人気バンドの紅一点?!~天然美女は溺愛される~

そう考えたとき、大好きな憧れバンド・Blizzard(ブリザード)さんの言葉が浮かんだ。

『世間に受け入れられないなら、受け入れてもらえるまで発信し続けるしかないと思うね』

ボーカルの(おと)さんは、ちょっとした悩みを相談した私にそう言って微笑んでくれたっけ。
いつも、太陽や月みたいな輝きというよりかは星みたいな、ほんのり温かい言葉と笑顔で髪を撫でてくれる。
その手に憧れて、私はその悩みも乗り越えて今ここにいるんだけど。
「・・・やりたい。私、コウとデュオやりたい!」
「え・・・いいの⁉キーボード歌いながらな上に次の歌詞考えながらノールックで演奏しなきゃいけないけど・・・」
さっき言っていたことと矛盾しているコウのその言葉は、決して私からデュオを遠ざけようとしているわけではないのが伝わってくる。                                                   
きっと私は、自分が気づいていないところで、たくさんみんなに心配かけてるんだろうなぁ。
最年少とか、そういうの関係なくすごく過保護に成長させてもらってるのも、感謝しかない。
「大丈夫!自分でやるって決めたからには絶対妥協は許せないから・・・!」
「・・・っふふ、ユキらしいね。

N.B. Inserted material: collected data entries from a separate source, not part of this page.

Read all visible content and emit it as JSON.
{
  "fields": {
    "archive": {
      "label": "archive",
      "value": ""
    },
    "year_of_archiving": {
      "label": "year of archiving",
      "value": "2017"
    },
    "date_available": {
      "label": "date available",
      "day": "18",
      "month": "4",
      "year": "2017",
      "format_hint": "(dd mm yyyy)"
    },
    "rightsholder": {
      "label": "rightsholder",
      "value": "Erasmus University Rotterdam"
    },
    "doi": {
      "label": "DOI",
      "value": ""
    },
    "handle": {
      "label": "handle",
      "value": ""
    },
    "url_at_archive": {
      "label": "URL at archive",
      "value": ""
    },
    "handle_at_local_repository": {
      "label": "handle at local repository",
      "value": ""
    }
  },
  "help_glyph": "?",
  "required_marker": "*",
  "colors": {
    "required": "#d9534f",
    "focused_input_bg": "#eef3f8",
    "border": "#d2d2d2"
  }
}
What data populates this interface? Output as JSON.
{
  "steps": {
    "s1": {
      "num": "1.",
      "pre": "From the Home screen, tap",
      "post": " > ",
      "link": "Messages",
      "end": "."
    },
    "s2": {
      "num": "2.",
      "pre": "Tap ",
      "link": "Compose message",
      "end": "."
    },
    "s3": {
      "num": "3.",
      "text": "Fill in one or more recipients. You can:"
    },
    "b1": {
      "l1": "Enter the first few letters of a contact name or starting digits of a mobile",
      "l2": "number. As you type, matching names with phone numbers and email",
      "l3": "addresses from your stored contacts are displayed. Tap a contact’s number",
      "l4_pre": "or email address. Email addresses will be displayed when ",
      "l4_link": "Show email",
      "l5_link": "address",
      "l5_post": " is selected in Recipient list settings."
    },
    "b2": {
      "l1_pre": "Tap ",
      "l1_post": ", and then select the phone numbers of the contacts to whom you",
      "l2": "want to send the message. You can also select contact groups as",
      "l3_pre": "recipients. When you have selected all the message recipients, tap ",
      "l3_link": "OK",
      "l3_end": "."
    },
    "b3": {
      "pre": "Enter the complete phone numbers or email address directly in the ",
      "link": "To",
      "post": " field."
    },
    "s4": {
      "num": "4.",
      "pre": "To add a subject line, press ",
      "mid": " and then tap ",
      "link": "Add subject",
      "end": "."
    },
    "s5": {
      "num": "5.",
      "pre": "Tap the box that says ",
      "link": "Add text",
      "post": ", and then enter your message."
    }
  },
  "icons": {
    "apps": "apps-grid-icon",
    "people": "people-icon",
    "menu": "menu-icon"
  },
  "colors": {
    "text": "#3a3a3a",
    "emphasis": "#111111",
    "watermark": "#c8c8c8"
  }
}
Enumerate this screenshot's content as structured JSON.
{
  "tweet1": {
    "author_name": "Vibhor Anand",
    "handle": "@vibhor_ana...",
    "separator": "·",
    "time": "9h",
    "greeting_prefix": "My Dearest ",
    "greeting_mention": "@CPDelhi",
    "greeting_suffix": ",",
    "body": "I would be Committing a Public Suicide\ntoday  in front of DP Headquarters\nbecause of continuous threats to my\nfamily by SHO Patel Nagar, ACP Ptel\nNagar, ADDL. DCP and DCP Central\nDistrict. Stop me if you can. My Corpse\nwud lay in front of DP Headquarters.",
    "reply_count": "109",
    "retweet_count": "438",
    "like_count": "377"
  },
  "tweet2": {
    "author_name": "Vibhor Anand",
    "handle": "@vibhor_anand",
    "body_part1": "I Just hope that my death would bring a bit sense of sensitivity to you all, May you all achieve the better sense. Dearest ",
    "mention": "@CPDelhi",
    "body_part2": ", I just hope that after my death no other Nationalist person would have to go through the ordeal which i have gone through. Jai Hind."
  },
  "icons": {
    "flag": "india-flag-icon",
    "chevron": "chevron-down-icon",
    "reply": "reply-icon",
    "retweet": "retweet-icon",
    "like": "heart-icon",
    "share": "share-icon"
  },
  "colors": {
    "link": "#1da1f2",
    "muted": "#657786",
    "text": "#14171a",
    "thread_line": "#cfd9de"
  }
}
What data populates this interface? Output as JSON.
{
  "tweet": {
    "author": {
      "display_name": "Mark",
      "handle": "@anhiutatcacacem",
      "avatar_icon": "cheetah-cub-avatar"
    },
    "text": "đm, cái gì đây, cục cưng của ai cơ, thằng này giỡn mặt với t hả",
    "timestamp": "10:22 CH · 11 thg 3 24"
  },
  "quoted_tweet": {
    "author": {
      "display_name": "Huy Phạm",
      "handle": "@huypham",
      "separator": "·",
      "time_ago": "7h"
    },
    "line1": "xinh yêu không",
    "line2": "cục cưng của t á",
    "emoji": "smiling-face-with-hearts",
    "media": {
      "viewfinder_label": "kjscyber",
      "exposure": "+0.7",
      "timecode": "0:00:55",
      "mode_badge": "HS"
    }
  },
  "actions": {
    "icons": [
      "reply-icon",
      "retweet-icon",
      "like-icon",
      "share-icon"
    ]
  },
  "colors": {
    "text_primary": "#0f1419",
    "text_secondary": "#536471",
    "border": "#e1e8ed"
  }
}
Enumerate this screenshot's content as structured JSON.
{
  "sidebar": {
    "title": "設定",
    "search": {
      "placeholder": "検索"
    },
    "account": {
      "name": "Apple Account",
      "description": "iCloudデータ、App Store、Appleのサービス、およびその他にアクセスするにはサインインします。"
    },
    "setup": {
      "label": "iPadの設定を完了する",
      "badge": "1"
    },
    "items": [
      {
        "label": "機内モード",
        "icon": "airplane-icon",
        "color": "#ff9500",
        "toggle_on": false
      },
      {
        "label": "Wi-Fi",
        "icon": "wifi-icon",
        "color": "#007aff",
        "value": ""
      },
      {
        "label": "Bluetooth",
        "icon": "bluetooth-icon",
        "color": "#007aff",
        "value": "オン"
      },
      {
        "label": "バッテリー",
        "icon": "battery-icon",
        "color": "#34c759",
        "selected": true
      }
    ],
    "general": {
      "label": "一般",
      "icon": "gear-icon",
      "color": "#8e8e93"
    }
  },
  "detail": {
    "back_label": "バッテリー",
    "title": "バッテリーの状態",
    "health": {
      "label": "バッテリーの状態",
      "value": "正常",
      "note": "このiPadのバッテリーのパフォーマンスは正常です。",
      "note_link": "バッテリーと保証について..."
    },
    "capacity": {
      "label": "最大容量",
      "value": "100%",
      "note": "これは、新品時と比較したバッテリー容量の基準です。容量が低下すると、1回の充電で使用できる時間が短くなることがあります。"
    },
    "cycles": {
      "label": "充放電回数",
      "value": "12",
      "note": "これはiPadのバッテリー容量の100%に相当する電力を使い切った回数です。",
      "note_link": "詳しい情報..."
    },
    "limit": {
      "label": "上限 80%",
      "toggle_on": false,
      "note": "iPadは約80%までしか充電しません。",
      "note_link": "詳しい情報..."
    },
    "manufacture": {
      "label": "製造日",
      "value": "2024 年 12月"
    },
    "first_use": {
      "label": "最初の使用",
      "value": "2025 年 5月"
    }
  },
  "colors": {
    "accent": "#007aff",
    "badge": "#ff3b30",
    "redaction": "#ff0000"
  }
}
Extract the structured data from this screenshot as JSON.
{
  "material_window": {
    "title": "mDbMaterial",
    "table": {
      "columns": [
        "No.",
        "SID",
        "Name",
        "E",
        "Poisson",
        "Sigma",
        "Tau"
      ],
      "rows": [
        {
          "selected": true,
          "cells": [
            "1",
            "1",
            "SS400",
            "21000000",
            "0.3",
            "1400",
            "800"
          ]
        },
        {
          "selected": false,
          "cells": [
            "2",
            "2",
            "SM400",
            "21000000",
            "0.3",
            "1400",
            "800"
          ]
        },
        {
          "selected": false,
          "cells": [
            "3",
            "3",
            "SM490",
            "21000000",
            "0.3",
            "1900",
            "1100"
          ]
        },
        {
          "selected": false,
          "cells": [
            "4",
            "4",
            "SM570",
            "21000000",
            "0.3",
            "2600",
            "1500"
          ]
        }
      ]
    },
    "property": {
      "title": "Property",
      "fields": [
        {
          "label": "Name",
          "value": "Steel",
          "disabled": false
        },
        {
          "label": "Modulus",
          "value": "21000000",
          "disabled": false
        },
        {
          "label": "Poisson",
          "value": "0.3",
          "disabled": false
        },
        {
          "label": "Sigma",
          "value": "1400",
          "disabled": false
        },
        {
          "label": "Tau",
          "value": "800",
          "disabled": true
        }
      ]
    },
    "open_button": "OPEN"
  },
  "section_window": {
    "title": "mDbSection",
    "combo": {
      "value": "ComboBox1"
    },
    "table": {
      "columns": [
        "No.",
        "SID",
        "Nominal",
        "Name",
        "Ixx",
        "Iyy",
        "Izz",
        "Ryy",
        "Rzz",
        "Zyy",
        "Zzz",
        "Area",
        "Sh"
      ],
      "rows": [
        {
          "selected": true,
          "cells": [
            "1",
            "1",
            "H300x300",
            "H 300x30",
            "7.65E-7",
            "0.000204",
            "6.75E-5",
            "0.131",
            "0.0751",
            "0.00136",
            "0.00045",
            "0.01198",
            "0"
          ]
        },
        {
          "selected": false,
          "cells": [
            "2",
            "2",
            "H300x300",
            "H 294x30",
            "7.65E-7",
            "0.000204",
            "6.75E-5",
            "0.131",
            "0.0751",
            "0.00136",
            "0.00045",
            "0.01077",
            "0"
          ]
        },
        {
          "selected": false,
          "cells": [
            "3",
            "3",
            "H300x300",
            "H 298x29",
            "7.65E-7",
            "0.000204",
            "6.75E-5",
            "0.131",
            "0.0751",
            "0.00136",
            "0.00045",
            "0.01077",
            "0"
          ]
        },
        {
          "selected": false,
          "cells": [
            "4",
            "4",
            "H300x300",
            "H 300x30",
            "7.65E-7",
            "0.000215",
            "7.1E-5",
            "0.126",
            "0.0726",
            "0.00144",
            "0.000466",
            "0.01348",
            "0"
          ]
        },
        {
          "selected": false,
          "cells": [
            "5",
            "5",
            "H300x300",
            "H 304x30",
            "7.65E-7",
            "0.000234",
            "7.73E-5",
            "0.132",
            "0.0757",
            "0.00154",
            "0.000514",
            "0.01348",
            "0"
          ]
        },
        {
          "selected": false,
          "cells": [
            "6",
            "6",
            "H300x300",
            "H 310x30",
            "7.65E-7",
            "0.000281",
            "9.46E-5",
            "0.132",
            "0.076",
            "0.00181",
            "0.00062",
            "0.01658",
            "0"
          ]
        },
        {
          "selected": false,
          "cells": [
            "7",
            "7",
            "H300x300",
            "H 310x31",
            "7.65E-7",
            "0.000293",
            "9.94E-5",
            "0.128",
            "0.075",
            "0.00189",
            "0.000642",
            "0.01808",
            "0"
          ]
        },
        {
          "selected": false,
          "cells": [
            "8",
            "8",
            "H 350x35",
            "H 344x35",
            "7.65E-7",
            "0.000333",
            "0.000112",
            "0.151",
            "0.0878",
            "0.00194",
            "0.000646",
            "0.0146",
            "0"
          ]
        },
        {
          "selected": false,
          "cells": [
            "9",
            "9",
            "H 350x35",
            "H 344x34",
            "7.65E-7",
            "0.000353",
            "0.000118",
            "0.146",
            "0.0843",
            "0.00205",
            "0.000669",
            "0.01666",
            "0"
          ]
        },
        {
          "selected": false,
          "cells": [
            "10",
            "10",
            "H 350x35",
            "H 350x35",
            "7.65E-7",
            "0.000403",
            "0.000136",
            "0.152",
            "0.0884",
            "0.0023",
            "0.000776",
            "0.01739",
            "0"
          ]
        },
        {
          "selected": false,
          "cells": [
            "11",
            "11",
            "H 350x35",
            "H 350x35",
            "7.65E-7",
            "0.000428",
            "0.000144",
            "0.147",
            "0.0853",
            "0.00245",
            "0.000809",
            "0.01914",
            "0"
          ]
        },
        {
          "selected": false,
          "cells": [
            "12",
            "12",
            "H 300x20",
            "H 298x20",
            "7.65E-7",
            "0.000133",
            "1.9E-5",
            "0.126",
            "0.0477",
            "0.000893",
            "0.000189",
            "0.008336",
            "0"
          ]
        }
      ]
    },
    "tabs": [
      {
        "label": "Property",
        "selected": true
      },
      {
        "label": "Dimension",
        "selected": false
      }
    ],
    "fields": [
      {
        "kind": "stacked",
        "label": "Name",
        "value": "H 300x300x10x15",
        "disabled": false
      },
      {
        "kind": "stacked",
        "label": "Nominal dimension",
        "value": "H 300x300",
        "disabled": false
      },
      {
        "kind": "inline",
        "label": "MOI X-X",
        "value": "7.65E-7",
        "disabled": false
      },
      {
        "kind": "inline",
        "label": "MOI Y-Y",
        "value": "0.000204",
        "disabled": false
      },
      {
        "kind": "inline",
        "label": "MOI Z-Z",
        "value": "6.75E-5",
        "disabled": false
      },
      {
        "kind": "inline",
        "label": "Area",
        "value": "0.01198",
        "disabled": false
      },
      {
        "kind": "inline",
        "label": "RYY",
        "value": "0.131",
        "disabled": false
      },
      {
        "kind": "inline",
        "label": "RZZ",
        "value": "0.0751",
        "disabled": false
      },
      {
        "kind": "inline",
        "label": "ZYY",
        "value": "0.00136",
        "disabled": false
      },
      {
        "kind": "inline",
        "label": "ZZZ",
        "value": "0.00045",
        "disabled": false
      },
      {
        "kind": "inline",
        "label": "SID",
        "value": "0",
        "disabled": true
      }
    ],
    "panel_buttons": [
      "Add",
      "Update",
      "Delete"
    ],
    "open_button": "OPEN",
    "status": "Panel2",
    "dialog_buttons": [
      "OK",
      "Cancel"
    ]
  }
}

じゃあ頑張ろうか。もうすぐ新曲リリースだから、もう作り始めちゃってもいいと思う。MV(ミュージックビデオ)が出来るかどうかは分からないけど」
コウが少し残念そうにつぶやくから、少し考えてからフォローをしておく。
「曲の雰囲気によっては手書きの歌詞と、背景はぼやけた暗い色にするのもいいんじゃないかな?だったら文字は白がいいから、細い線で・・・。自分が歌うトコロを自分で書こうよ。一緒に歌うところは1フレーズずつ?」
「あ・・・いいね、それ!紺色とか・・・あ、ARTEMISにちなんだ感じにしてもいいかも。紺色の夜空にして、月と星を少しぼやけさせてさ。ピントは白い歌詞に合わせれば雰囲気でそうじゃない?」
「そうしよう!無理にMV作るよりそっちの方が私は好み!」
最後の押しをすると、コウも想像したのか満足したように笑顔になった。
「じゃあそのMV(ミュージックビデオ)のイメージで行くと曲調は・・・」
忙しいので、車の中で出来るだけ話を進めようとスマホを取り出すと。
「おい、・・・俺らのコト忘れてるだろ」
ネイが不貞腐れたようにセイに寄りかかっていた。
だらーっと足を伸ばして唇を尖らせ、そっぽを向く。